Alexandre Anfruns: Qual a importância da Guiné na região?
Mamadou Mansaré: A Guiné é a terceira maior produtora de bauxita depois da Austrália, mas dispõe da maior reserva do mundo. E são também reservas de qualidade. Temos o melhor ferro, com depósitos extraordinários. Temos urânio, ouro, diamantes, grandes extensões de terras agricultáveis, nossas águas são abundantes em peixes… Diz-se que a Guiné é a “Torre de Água” da África, porque que todos os grandes rios da África Ocidental têm origem na Guiné. Temos o rio Senegal, o rio Níger e o rio Gâmbia, que nascem na Guiné. É como se estivéssemos falando sobre a importância do Nilo para o Egito.
Alexandre Anfruns: A Guiné estava no caminho certo para o desenvolvimento. O que aconteceu então?

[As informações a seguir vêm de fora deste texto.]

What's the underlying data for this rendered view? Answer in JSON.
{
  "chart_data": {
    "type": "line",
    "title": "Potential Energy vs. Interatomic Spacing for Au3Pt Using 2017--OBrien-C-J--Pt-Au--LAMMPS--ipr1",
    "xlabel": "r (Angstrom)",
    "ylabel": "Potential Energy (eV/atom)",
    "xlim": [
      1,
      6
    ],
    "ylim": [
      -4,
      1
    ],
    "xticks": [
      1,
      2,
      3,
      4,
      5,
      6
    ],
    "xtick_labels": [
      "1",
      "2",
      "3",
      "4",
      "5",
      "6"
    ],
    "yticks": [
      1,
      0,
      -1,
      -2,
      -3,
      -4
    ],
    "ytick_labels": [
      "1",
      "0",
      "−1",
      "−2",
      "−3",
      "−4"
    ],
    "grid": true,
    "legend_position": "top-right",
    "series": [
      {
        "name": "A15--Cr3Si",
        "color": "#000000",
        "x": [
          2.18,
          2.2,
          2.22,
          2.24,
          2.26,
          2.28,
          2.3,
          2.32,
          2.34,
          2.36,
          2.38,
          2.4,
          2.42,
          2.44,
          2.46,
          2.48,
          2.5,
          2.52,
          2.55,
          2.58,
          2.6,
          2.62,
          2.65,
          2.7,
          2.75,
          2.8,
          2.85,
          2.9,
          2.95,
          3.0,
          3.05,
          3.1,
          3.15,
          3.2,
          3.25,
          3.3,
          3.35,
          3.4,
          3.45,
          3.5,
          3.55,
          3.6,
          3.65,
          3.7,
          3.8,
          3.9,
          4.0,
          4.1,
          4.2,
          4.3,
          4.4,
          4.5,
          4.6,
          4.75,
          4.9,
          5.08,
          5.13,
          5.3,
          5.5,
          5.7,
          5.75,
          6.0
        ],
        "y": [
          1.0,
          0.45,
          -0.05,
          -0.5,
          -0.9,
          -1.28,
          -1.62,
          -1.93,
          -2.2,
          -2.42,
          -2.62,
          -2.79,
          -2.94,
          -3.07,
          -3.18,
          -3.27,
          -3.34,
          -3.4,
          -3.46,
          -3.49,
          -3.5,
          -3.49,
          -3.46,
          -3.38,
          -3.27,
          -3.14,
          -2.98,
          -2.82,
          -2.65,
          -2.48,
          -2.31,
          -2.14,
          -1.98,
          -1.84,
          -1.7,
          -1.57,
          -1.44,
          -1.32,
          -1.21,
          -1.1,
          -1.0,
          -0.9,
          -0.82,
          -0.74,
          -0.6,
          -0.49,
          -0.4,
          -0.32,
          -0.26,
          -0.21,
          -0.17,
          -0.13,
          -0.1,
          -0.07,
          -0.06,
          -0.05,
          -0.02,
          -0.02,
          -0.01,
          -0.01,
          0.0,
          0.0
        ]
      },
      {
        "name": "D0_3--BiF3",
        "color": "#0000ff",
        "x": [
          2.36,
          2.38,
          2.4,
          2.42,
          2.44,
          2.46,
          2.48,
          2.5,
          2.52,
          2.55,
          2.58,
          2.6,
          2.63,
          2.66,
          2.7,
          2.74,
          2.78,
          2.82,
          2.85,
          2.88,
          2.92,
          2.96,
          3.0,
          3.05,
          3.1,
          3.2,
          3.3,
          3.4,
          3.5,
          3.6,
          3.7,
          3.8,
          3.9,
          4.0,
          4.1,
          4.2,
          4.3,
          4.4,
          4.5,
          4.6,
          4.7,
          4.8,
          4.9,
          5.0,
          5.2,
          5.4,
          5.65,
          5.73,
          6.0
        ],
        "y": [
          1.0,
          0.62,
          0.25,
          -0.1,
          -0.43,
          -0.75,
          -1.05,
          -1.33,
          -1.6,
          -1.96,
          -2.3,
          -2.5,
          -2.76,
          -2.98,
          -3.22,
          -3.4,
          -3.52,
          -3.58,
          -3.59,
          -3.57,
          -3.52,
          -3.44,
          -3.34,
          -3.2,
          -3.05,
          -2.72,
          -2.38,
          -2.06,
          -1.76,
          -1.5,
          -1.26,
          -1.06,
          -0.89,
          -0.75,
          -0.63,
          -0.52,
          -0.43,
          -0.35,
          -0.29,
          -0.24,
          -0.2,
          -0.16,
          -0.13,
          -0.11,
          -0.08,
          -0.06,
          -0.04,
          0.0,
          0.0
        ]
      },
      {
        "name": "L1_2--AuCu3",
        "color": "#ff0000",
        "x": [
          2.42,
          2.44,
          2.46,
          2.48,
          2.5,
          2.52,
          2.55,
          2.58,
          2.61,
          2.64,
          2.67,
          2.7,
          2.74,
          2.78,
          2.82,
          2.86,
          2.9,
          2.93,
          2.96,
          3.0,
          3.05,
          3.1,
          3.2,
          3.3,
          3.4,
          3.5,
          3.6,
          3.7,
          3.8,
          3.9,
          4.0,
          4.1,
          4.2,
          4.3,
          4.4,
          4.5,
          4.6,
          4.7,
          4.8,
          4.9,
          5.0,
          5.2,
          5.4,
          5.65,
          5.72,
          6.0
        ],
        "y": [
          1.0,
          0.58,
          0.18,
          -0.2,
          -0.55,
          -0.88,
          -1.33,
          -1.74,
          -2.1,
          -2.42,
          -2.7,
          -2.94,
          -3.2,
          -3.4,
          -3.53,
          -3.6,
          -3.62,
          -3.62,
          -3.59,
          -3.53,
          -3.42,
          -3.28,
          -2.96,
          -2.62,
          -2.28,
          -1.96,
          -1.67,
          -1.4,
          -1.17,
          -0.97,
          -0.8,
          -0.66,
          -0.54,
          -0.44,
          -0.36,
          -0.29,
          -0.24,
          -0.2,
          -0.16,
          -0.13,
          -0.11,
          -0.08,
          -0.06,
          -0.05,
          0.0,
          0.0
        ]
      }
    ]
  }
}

Mamadou Mansaré: O que aconteceu é que a França retirou todos os seus professores, destruiu toda a documentação da administração colonial, inclusive nossas certidões de nascimento, que foram queimadas. Eles não nos deixaram nada. Quem os substituiu para nos ensinar na Guiné foram professores russos, búlgaros, haitianos e do Daomé – à época, já chamados de beninenses. Portanto, fui educado por professores russos no decorrer do meu ciclo até me formar na universidade. Nosso primeiro presidente, Sékou Touré, veio do sindicato que tornou o país independente. Ele também era um grande pan-africanista.
Alexandre Anfruns: No contexto da “onda de independências”, quais foram as relações entre os diferentes movimentos de libertação na África Ocidental?
Mamadou Mansaré: A empresa em que trabalhei, a SBK (Société de Bauxite de Kindia), foi criada especialmente para reembolsar os russos pelas armas que eles e outros países do Bloco Soviético nos forneceram para uso nos diversos movimentos de libertação nacional.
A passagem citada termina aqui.